Quite a number of my analyst colleagues were in sunny Cape Town for the AfricaCom conference last week. I on the other hand have just returned from more northerly climes, from an Ericsson industry analyst forum held in a decidedly chillier Stockholm. I was struck by a number of things at this event, the first and foremost being how thoroughly Ericsson is seeking to reposition itself.

November 17, 2012

4 Min Read
Practice makes perfect at Ericsson
The largest number of job cuts were in the Swedish capital Stockholm.

By Kris Szaniawski

Quite a number of my analyst colleagues were in sunny Cape Town for the AfricaCom conference last week. I on the other hand have just returned from more northerly climes, from an Ericsson industry analyst forum held in a decidedly chillier Stockholm.

I was struck by a number of things at this event, the first and foremost being how thoroughly Ericsson is seeking to reposition itself. The first morning in Ericsson’s Kista HQ focused on consumer research, OSS/BSS, Services and opportunities in new industry verticals – in other words everything except for its historical network infrastructure business. This oversight was addressed later on but I think there’s a lot to be deduced from the pecking order at such events.

Ericsson is certainly placing a great deal of emphasis on its reinvention as an ICT solution provider. One of the topics that generated most heat at the event – both from Ericsson executives and analysts – was a presentation on Ericsson’s ‘go to market’ strategy and how the company is proposing to make the transition from product supplier to ICT solution provider.

One executive went so far as to say that Ericsson was looking to make a similar transformation to the one Amdocs has made over the past decade. That struck me as a dramatic statement of intent, although presumably it won’t also involve relocating to Chesterfield, Missouri.

Ericsson says this strategic change of emphasis is being backed up by investment in new capabilities, including new categories of staff, although no doubt the changing mix of skill sets will also be helped along by the latest round of redundancies.

Ericsson is expecting support solutions to grow at compound annual growth rate of 9-11 per cent between 2012 and 2015 and for telecoms services to grow by 5-7 per cent over the same period compared to a mere 3-5 per cent for the network equipment market, so some restructuring is inevitable. However, the changes Ericsson is implementing go beyond what you would expect just because one business line is set to grow faster than another.

Over the past years as Ericsson has grown its services business it has brought in people with services skills from telecom operators but it is now also increasingly recruiting people with strong consulting and SI competencies from companies such as Amdocs and Accenture. Practice leaders appear to have been high up on the recruitment wish list in order to reinforce a ‘go to market’ strategy that combines Ericsson’s traditional technology capabilities with customer-facing practices.

Ericsson has created seven formal customer-facing engagement practices: Communications services, Mobile broadband, Broadband and convergence, Managed services, Operation and business support systems, Television and media management, and Consumer and business applications. These in turn are bolstered by competence centres – such as BSS, OSS or RAN – that leverage their skills across the seven practices. All of which makes for a remarkably similar structure to consulting and technology services companies such as Accenture.

Presumably there is also an expectation that much of the value of future engagements will come from the increasing focus on knowledge-based customer relationships rather than just the technology itself. Ericsson aims to create more centralized delivery models in order to make complex projects more manageable and I noticed that ‘automation’ and ‘industrialization’ were key words that kept cropping up during the course of the event. With 12,000+ ICT consulting and Systems Integration staff Ericsson is convinced that it will have the E2E capability to handle everything from signalling to CRM not just from a technology but also a business transformation perspective.
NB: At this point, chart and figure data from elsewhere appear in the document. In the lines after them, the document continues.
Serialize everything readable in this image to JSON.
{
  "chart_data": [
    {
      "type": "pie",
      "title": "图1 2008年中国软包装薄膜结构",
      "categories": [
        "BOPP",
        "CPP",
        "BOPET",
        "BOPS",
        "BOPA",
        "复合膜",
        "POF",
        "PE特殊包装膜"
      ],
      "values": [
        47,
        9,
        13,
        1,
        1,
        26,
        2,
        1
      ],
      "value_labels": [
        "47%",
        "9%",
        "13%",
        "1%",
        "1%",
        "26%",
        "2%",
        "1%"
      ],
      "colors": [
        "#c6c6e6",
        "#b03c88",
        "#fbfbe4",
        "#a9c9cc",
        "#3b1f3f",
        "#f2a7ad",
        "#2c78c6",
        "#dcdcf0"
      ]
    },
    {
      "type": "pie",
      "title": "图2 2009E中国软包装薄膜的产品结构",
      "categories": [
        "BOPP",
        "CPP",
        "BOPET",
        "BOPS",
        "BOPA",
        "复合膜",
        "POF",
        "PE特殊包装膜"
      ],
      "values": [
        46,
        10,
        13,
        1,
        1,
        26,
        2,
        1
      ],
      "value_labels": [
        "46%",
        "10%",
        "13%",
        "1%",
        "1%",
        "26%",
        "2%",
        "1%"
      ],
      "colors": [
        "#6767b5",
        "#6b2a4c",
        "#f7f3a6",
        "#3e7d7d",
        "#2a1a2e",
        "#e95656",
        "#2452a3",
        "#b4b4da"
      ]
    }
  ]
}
Ericsson’s repositioning is a logical shift in emphasis for a vendor seeking to differentiate itself from the Chinese competition but at the same time it puts it in conflict with a whole set of new competitors such as Amdocs, Accenture, HP and IBM or for that matter Tech Mahindra or Infosys. Ericsson counters this criticism by saying that in order to remain market leader and to flourish in a rapidly-changing environment it needs to reposition itself as an ICT solution provider.

A logical shift it may be, but it’s a crowded market and Ericsson will need to make good use of its strong network and telecoms heritage to differentiate itself against other solution providers and global technology services companies.